Moreover, the stridency of today’s global anti-American chorus also undermines the support of the American people for their country’s international engagement. Active U.S. engagement may not always be the best recipe for international problems, but it often is the only one available. Many Americans already have a hard time understanding why they should bear the burden of being the world’s sheriff and receive no respect in return. Indeed, the lite anti-Americanism that prevails in many countries helped by the United States may eventually boost the fortunes of American isolationists by making such understanding impossible.

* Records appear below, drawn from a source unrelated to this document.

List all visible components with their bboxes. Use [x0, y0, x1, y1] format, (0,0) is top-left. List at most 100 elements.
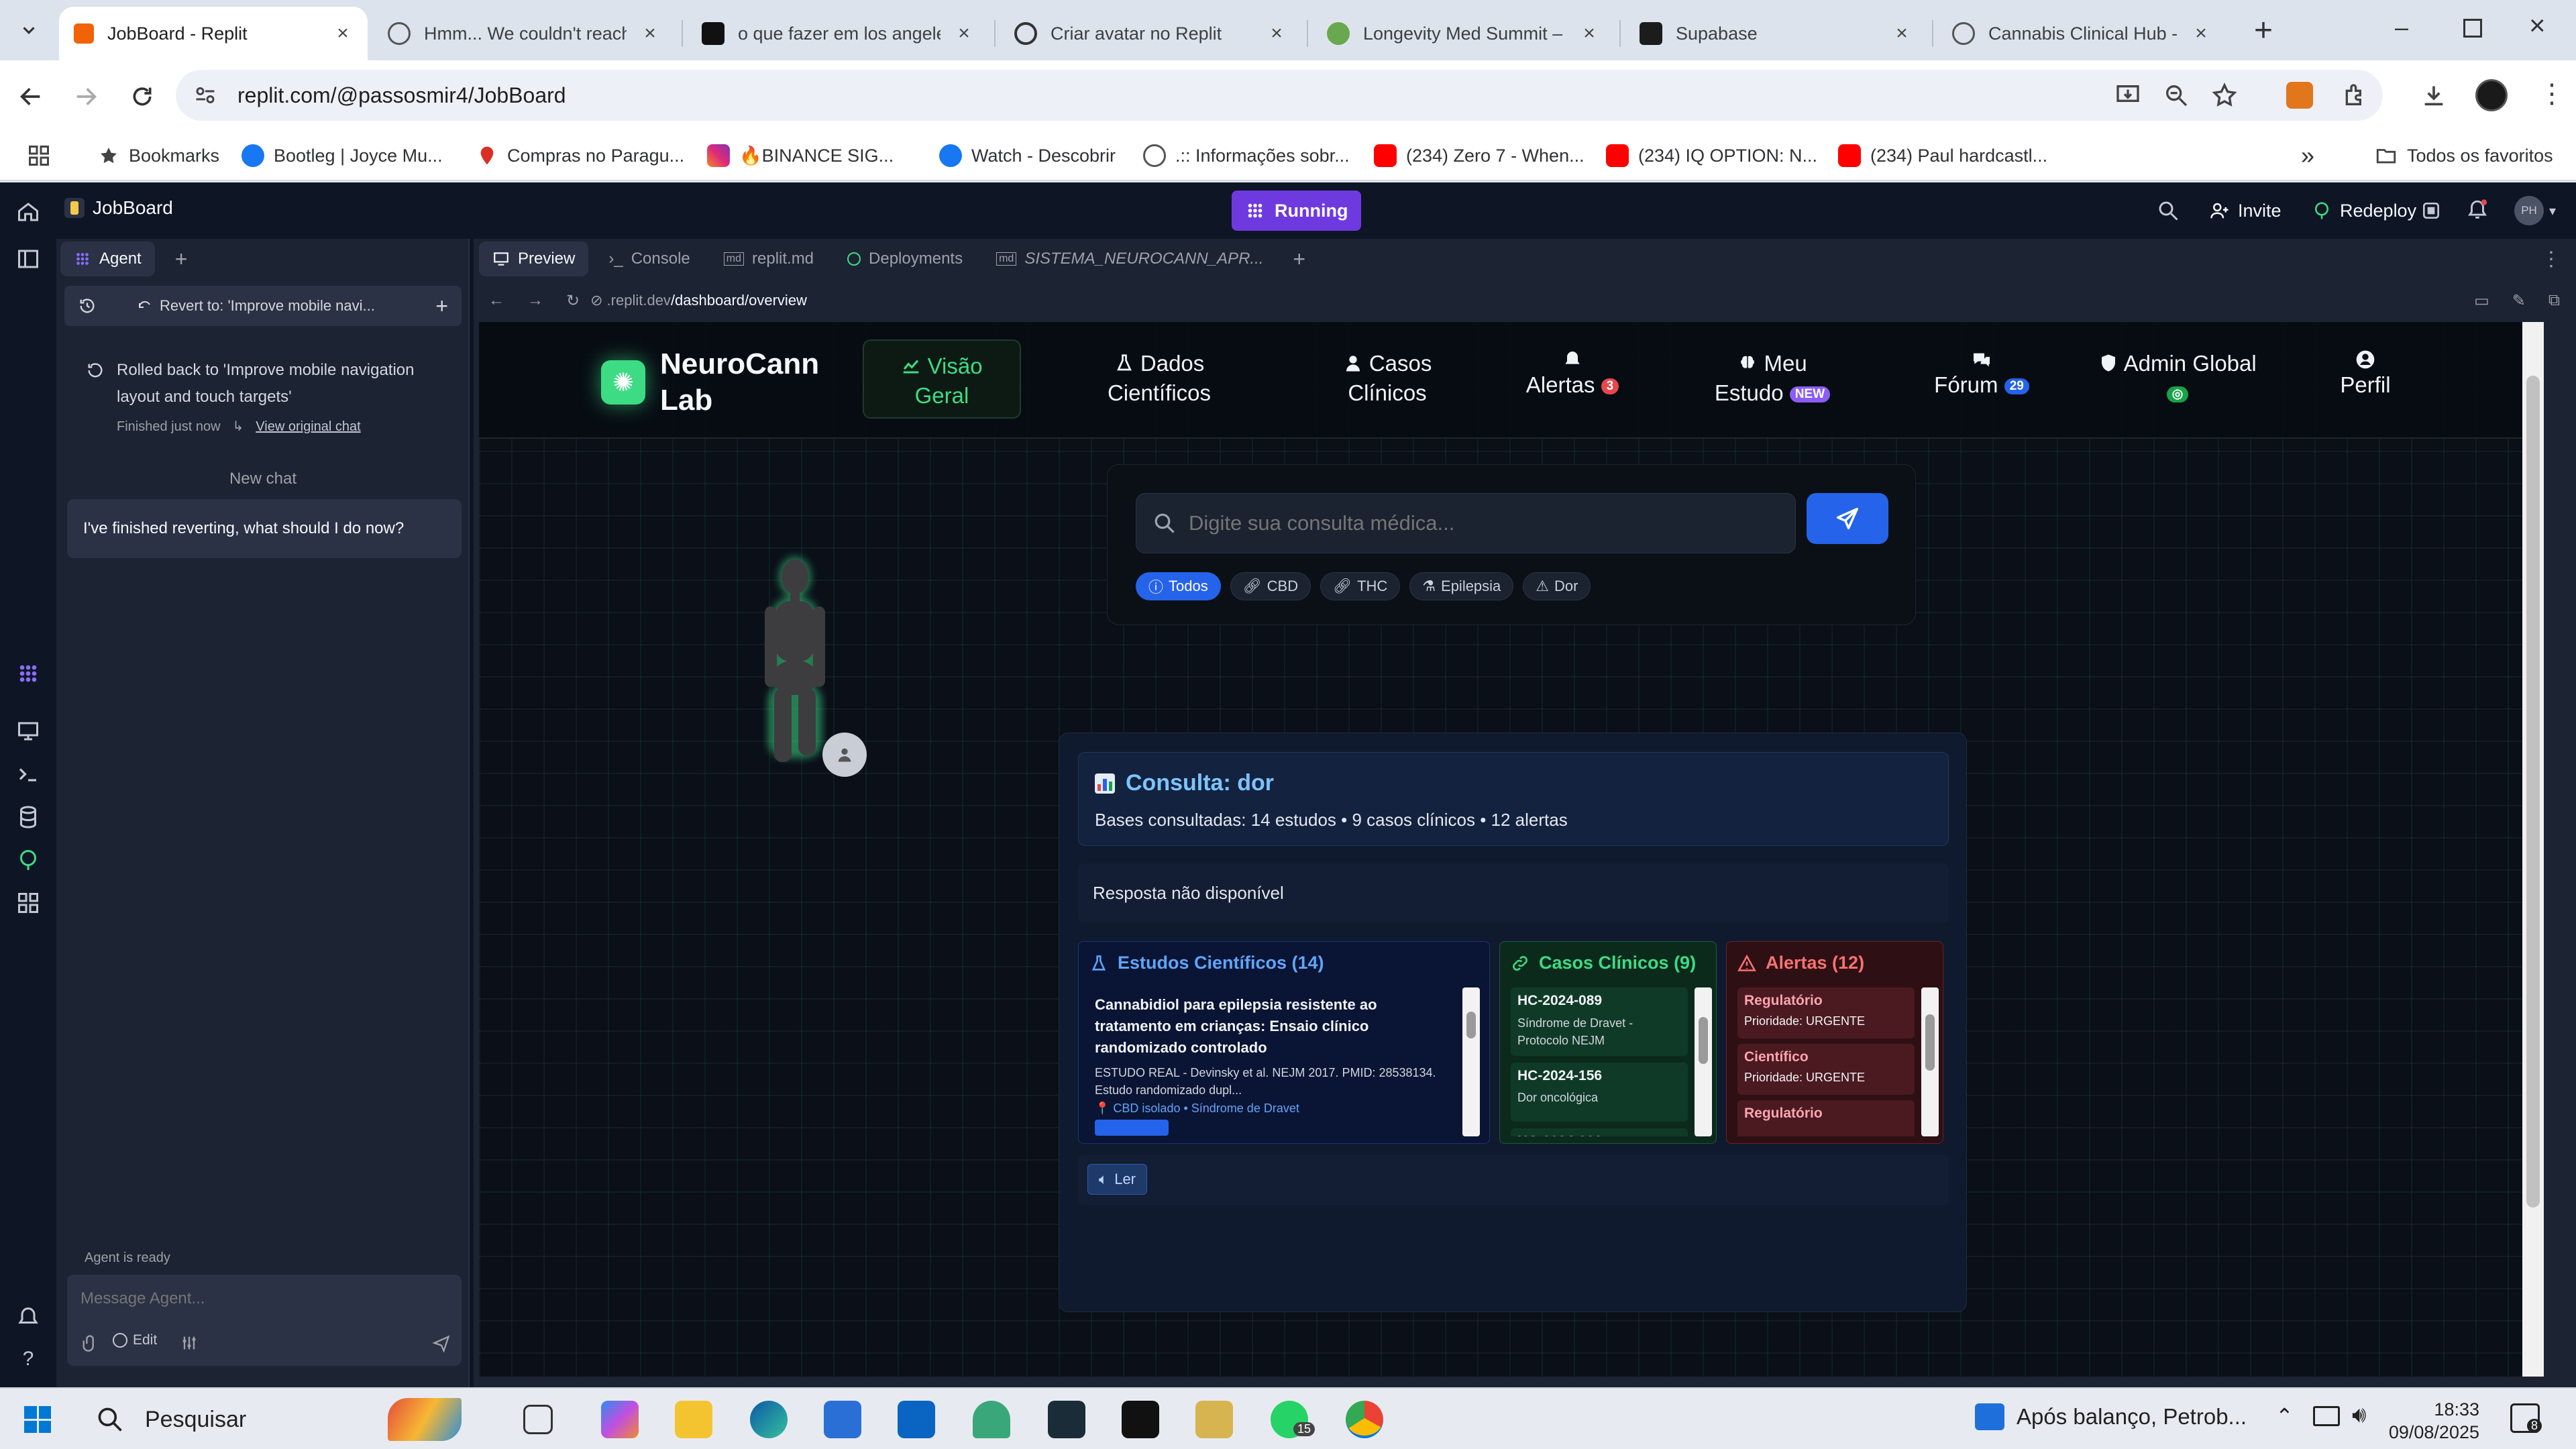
- bookmark-item[interactable]: (234) Zero 7 - When...: [1374, 142, 1585, 169]
- arc-app-icon[interactable]: [973, 1401, 1010, 1438]
- filter-chip-epilepsia[interactable]: ⚗ Epilepsia: [1409, 572, 1514, 600]
- database-icon[interactable]: [16, 805, 40, 829]
- nav-item-perfil[interactable]: Perfil: [2318, 349, 2412, 400]
- store-icon[interactable]: [824, 1401, 861, 1438]
- tab-close-icon[interactable]: ×: [1267, 22, 1287, 44]
- filter-chip-thc[interactable]: 🔗︎ THC: [1320, 572, 1401, 600]
- new-tab-button[interactable]: +: [2254, 12, 2273, 49]
- run-status-button[interactable]: Running: [1232, 191, 1362, 231]
- tools-icon[interactable]: ✎: [2512, 291, 2526, 311]
- volume-icon[interactable]: 🔊︎: [2352, 1402, 2366, 1428]
- search-icon[interactable]: [2156, 199, 2180, 223]
- view-original-chat-link[interactable]: View original chat: [256, 413, 360, 440]
- tab-console[interactable]: ›_ Console: [595, 240, 703, 278]
- download-icon[interactable]: [2420, 82, 2447, 109]
- taskbar-search[interactable]: Pesquisar: [86, 1398, 462, 1441]
- address-bar[interactable]: replit.com/@passosmir4/JobBoard: [176, 70, 2383, 121]
- preview-reload-icon[interactable]: ↻: [566, 291, 580, 311]
- preview-url-field[interactable]: ⊘ .replit.dev /dashboard/overview: [590, 292, 807, 309]
- preview-forward-icon[interactable]: →: [527, 291, 543, 310]
- attach-icon[interactable]: [80, 1334, 99, 1352]
- agent-icon[interactable]: [16, 661, 40, 686]
- bookmark-item[interactable]: Bootleg | Joyce Mu...: [241, 142, 443, 169]
- nav-item-alertas[interactable]: Alertas 3: [1519, 349, 1626, 400]
- stake-app-icon[interactable]: [1048, 1401, 1085, 1438]
- forward-icon[interactable]: [72, 83, 99, 110]
- bookmark-item[interactable]: 🔥BINANCE SIG...: [707, 142, 894, 169]
- feedback-icon[interactable]: [16, 1305, 40, 1330]
- back-icon[interactable]: [17, 83, 44, 110]
- cases-list[interactable]: HC-2024-089 Síndrome de Dravet - Protoco…: [1511, 987, 1688, 1136]
- reload-icon[interactable]: [129, 83, 156, 110]
- nav-item-casos-clinicos[interactable]: Casos Clínicos: [1327, 349, 1448, 408]
- filter-chip-todos[interactable]: ⓘ Todos: [1136, 572, 1221, 600]
- tab-close-icon[interactable]: ×: [640, 22, 660, 44]
- tab-agent[interactable]: Agent: [60, 241, 155, 276]
- tab-sistema-file[interactable]: md SISTEMA_NEUROCANN_APR...: [983, 240, 1277, 278]
- settings-sliders-icon[interactable]: [180, 1334, 199, 1352]
- multiplayer-icon[interactable]: [2420, 200, 2442, 221]
- search-field[interactable]: [1136, 493, 1796, 553]
- user-avatar[interactable]: PH ▾: [2514, 196, 2556, 225]
- alerts-list[interactable]: Regulatório Prioridade: URGENTE Científi…: [1737, 987, 1915, 1136]
- study-action-chip[interactable]: [1095, 1120, 1169, 1136]
- preview-scrollbar[interactable]: [2522, 322, 2544, 1377]
- workspace-menu-icon[interactable]: ⋮: [2541, 248, 2561, 271]
- browser-tab[interactable]: Cannabis Clinical Hub - P ×: [1937, 7, 2226, 60]
- invite-button[interactable]: Invite: [2200, 193, 2291, 228]
- bookmark-item[interactable]: Bookmarks: [98, 142, 219, 169]
- bookmark-item[interactable]: Watch - Descobrir: [939, 142, 1116, 169]
- notifications-icon[interactable]: 8: [2510, 1403, 2542, 1433]
- edit-mode-button[interactable]: Edit: [113, 1332, 157, 1348]
- bookmark-star-icon[interactable]: [2211, 82, 2238, 109]
- browser-tab[interactable]: JobBoard - Replit ×: [59, 7, 368, 60]
- devtools-icon[interactable]: ▭: [2474, 291, 2489, 311]
- notepad-icon[interactable]: [1195, 1401, 1233, 1438]
- project-name[interactable]: JobBoard: [64, 197, 173, 219]
- preview-monitor-icon[interactable]: [16, 719, 40, 743]
- network-icon[interactable]: [2313, 1406, 2340, 1426]
- browser-tab[interactable]: o que fazer em los angele ×: [687, 7, 989, 60]
- message-agent-input[interactable]: [80, 1284, 443, 1313]
- tab-preview[interactable]: Preview: [479, 241, 589, 276]
- alerts-scrollbar[interactable]: [1921, 987, 1939, 1136]
- nav-item-visao-geral[interactable]: Visão Geral: [863, 339, 1021, 419]
- browser-tab[interactable]: Longevity Med Summit – ×: [1312, 7, 1614, 60]
- tab-replit-md[interactable]: md replit.md: [710, 240, 827, 278]
- browser-tab[interactable]: Criar avatar no Replit ×: [1000, 7, 1301, 60]
- bookmark-item[interactable]: .:: Informações sobr...: [1143, 142, 1350, 169]
- apps-grid-icon[interactable]: [27, 144, 51, 168]
- nav-item-meu-estudo[interactable]: Meu Estudo NEW: [1705, 349, 1839, 408]
- minimize-button[interactable]: –: [2395, 13, 2408, 42]
- sidebar-toggle-icon[interactable]: [16, 247, 40, 271]
- zoom-icon[interactable]: [2163, 82, 2190, 109]
- home-icon[interactable]: [16, 200, 40, 224]
- copilot-icon[interactable]: [601, 1401, 639, 1438]
- nav-item-forum[interactable]: Fórum 29: [1928, 349, 2035, 400]
- metamask-extension-icon[interactable]: [2286, 82, 2313, 109]
- alert-item[interactable]: Regulatório Prioridade: URGENTE: [1737, 987, 1915, 1038]
- maximize-button[interactable]: [2463, 19, 2482, 38]
- tray-chevron-icon[interactable]: ⌃: [2275, 1403, 2294, 1429]
- new-chat-plus-icon[interactable]: +: [435, 294, 448, 319]
- tab-close-icon[interactable]: ×: [1892, 22, 1912, 44]
- filter-chip-dor[interactable]: ⚠ Dor: [1523, 572, 1591, 600]
- outlook-icon[interactable]: [898, 1401, 935, 1438]
- windows-start-icon[interactable]: [24, 1406, 51, 1433]
- studies-list[interactable]: Cannabidiol para epilepsia resistente ao…: [1089, 987, 1453, 1136]
- browser-menu-icon[interactable]: ⋮: [2538, 78, 2565, 110]
- extensions-icon[interactable]: [2341, 82, 2368, 109]
- add-tab-button[interactable]: +: [175, 247, 188, 272]
- capcut-icon[interactable]: [1122, 1401, 1159, 1438]
- studies-scrollbar[interactable]: [1462, 987, 1480, 1136]
- read-aloud-button[interactable]: 🔈︎ Ler: [1087, 1164, 1147, 1195]
- browser-tab[interactable]: Hmm... We couldn't reach ×: [373, 7, 675, 60]
- avatar-user-button[interactable]: [822, 733, 867, 777]
- chrome-icon[interactable]: [1346, 1401, 1383, 1438]
- send-icon[interactable]: [432, 1334, 451, 1352]
- case-item[interactable]: HC-2024-089 Síndrome de Dravet - Protoco…: [1511, 987, 1688, 1056]
- bookmark-item[interactable]: (234) IQ OPTION: N...: [1606, 142, 1817, 169]
- help-icon[interactable]: ?: [16, 1347, 40, 1371]
- all-tools-icon[interactable]: [16, 891, 40, 915]
- filter-chip-cbd[interactable]: 🔗︎ CBD: [1230, 572, 1311, 600]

But such perilous carelessness is not only the province of lite anti-Americans. U.S. politicians and government leaders have long been disdainful and careless about the ill effects of lite anti-Americanism. Among Washington heavies, the common wisdom is that murderous, fanatical anti-Americans cannot be swayed and must be dealt with by security and law-enforcement agencies, while the faddish actions of lite anti-Americans are largely inconsequential.
Several months ago, a bipartisan group of U.S. foreign policy experts outside the government met to discuss their concern about the growing tide of anti-Americanism worldwide. The group eventually drafted a private letter to Bush urging him to do something about it. The cabinet member they asked to deliver the letter responded that it would not have much impact unless it spelled out the concrete costs of anti-Americanism. The effort obviously produced no tangible results. The Bush White House has continued and deepened the tradition of acting as if the McDonald’s-eating, Nike-clad street protesters who denounce the United States need not be taken too seriously.
On the other hand, British Prime Minister Tony Blair, Spanish Prime Minister José María Aznar, and Italian Prime Minister Silvio Berlusconi, can clearly spell out the costs of the lite anti-Americanism that pervades their societies. Lite anti-Americanism has raised the domestic political stakes of their support for Bush, who in turn will soon realize that for all his tough talk, acting alone entails huge costs and risks. Yes, the United States can invade Iraq without the blessing of the United Nations. But its military needs bases in other countries, its counterterrorist agencies need the help of other intelligence services (even those of France), its financial regulators need to work closely with regulators abroad, and its nation builders in Afghanistan, and in Iraq, need the help and the money of other countries.
The United States will soon rediscover that it depends as much on the goodwill of other governments as it does on the lethal efficacy of its military to achieve its international goals. In turn, that goodwill depends heavily on the mood and attitudes of domestic constituencies at home and around the globe. That is why the worldwide ascendancy of lite anti-Americanism is a dangerous trend. And not only for Americans.